A locally-integrated meshless (LIM) method applied to advection-diffusion problems

Abstract

Paper presented to the 10th International Conference on Heat Transfer, Fluid Mechanics and Thermodynamics, Florida, 14-16 July 2014.

A new numerical solution scheme coined as the LIM (Locally-Integrated Meshless) method is formulated in this paper. As a Meshless formulation the LIM Method relies uniquely on a scattered non-ordered data point distribution within the domain of interest and does not require connectivity or polygonalization. In the LIM method formulation the field variable is approximated within localized overlapping regions containing a predetermined number of data points, as a linear combination of predefined expansion functions.
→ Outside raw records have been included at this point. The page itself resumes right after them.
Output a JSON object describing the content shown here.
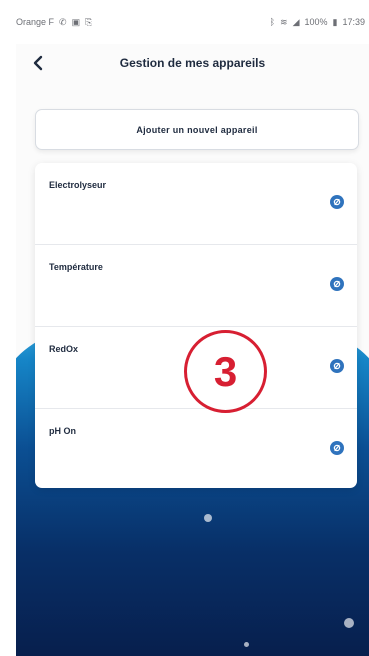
{
  "status_bar": {
    "carrier": "Orange F",
    "battery": "100%",
    "time": "17:39",
    "icons": [
      "phone-icon",
      "photo-icon",
      "cast-icon",
      "bluetooth-icon",
      "wifi-icon",
      "signal-icon",
      "battery-icon"
    ]
  },
  "header": {
    "title": "Gestion de mes appareils",
    "back_icon": "chevron-left-icon"
  },
  "add_button": {
    "label": "Ajouter un nouvel appareil"
  },
  "devices": [
    {
      "label": "Electrolyseur",
      "icon": "settings-icon"
    },
    {
      "label": "Température",
      "icon": "settings-icon"
    },
    {
      "label": "RedOx",
      "icon": "settings-icon"
    },
    {
      "label": "pH On",
      "icon": "settings-icon"
    }
  ],
  "annotation": {
    "step_number": "3"
  },
  "colors": {
    "accent_blue": "#2f73bd",
    "dark_text": "#1f2b3f",
    "annotation_red": "#d71f32",
    "wave_top": "#4ab8e7",
    "wave_bottom": "#071f4d"
  }
}
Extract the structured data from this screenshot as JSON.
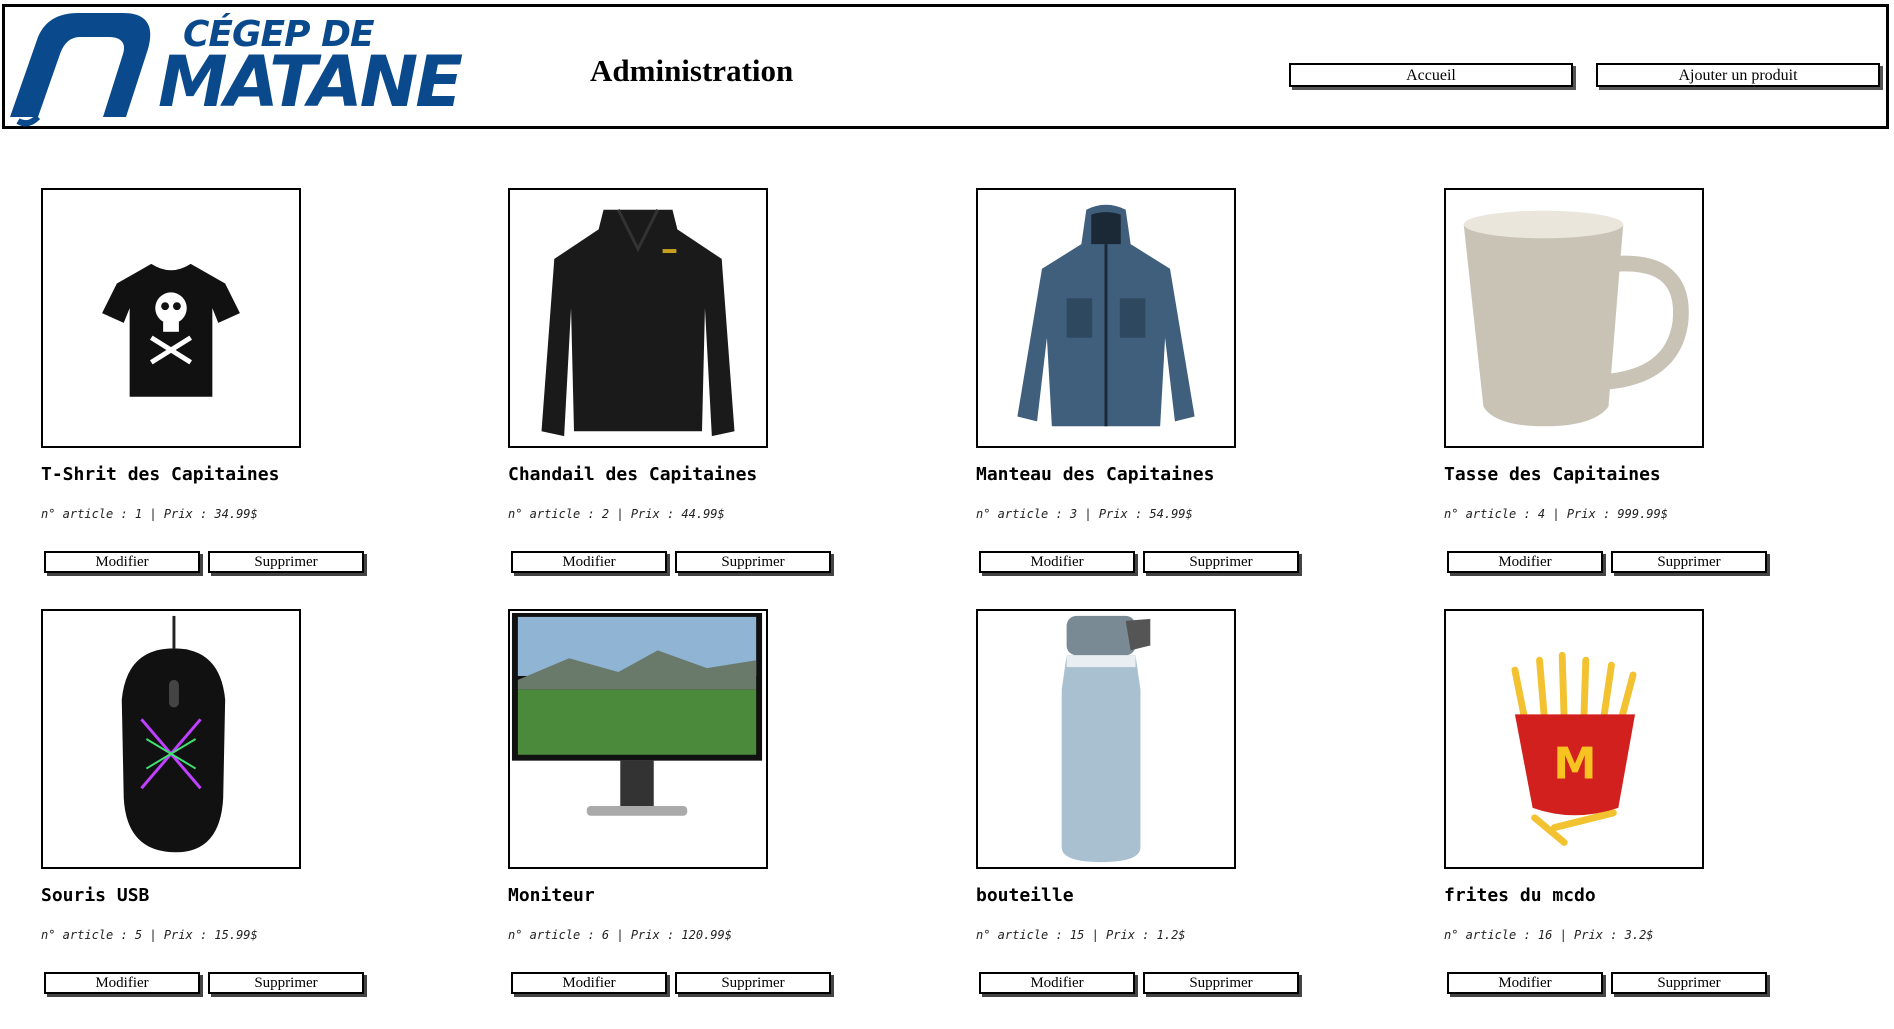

These expansion functions are chosen in this study to be the wellknown Hardy Multiquadrics Radial-basis functions (RBF) with center at the data points within each localized region. A weighted-residual integration is applied on each region to minimize the difference between the approximated field and the exact one. In order to circumvent the integration of an unavailable exact field, the residual integral is decomposed into a collocation integral (weights are set to Dirac delta functions) and a fully-weighted integral, resulting in a formulation where the coefficients of the expansion can be expressed directly in terms of the values of the field variable at the data points. This approach allows mitigating the issues that arise when performing direct collocation where the resulting derivative fields are sensitive and inaccurate due to the ‘anchoring’ of the expansion to the data points. In contrast, the LIM yields derivative fields that are smooth and accurate as they are rendered from a ‘non-anchored’ expansion while providing the ability to express the expansion coefficients, and thus the derivative fields, directly in terms of the scattered data within each local region. This combination of features is critical for the implementation of the LIM method as a robust, stable, and accurate solution scheme of governing differential equations.